A few years ago, I had the wicked pleasure of reading from Sedaris' collection Holidays on Ice in a cockeyed Christmas revue. Specifically, I read "Front Row Center With Thaddeus Bristol," a purported critique of grade-school Nativity pageants; and if you think I was a mean theater critic, you should give my man "Thaddeus" a try. Actually, though, my favorite of Sedaris' holiday pieces is "Six to Eight Black Men," about the Dutch version of Santa Claus and his sidekicks, each named Zwarte Piet. You can find Sedaris' reading of that essay on YouTube, so I'll let him explain the rest. Suffice it to say a red-nosed reindeer is the least of Santa's secrets. The audio version of Dress Your Family in Corduroy and Denim, the book from which that piece is taken, won Sedaris a Grammy. His sister Amy is an actor and comic, best known for her lead role in Strangers With Candy and a colorful series of Downy fabric softener commercials. David Sedaris' most recent book is the 2013 bestseller Let's Explore Diabetes With Owls.

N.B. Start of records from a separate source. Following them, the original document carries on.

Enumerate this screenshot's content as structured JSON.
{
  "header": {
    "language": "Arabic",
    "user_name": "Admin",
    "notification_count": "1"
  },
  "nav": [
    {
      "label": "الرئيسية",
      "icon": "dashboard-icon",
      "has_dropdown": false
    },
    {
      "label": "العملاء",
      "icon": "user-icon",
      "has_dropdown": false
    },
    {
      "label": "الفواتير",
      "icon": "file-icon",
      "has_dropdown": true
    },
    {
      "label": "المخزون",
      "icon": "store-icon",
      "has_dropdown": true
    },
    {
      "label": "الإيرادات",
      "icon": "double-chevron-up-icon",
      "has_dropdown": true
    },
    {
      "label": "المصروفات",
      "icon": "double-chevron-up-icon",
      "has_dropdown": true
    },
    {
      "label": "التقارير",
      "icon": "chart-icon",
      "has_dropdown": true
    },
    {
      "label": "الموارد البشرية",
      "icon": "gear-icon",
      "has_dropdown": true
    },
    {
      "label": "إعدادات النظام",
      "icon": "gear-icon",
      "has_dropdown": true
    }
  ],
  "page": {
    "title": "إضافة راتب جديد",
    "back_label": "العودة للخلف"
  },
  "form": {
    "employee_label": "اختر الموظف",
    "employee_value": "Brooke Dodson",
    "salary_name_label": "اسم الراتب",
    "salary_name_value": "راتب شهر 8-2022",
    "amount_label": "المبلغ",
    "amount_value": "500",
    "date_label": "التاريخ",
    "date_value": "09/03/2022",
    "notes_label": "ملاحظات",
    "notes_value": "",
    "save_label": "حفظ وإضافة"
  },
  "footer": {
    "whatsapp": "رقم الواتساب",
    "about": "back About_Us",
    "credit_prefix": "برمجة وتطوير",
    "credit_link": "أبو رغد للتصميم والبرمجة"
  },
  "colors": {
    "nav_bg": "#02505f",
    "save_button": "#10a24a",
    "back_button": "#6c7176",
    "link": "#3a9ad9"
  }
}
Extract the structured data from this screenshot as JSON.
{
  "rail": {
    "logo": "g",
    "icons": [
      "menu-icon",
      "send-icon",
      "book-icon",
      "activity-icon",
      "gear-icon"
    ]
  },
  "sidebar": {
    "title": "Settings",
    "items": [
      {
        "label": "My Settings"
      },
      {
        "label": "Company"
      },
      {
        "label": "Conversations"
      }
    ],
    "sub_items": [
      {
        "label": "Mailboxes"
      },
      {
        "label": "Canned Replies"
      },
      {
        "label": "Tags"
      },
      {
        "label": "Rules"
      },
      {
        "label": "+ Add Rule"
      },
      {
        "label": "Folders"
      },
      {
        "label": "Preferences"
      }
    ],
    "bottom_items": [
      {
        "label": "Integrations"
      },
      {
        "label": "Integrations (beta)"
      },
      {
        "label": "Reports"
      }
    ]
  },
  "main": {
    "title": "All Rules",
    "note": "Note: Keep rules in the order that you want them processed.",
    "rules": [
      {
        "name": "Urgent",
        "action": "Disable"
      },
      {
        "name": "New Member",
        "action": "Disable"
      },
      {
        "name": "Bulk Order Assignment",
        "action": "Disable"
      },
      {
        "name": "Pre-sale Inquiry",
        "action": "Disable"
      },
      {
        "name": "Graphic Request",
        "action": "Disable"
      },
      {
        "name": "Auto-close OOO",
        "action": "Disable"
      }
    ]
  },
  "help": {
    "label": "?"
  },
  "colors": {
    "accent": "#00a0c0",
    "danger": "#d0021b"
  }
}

Regular NPR listeners know his hypernasal voice well, thanks to years of appearances on Morning Edition and This American Life. Indeed, it's become all but impossible to hear his stories and essays in any other tone. It gives me great pleasure, then, to write as pretty as I can about his live appearance Sunday at the Broadway Center for the Performing Arts. There's no word yet on what he's performing, but recent shows included readings from "English Lessons" (about learning Japanese) and "The Happy Place" (about his first colonoscopy). And if that's not a wide enough spectrum of comic material, then we just don't know what is.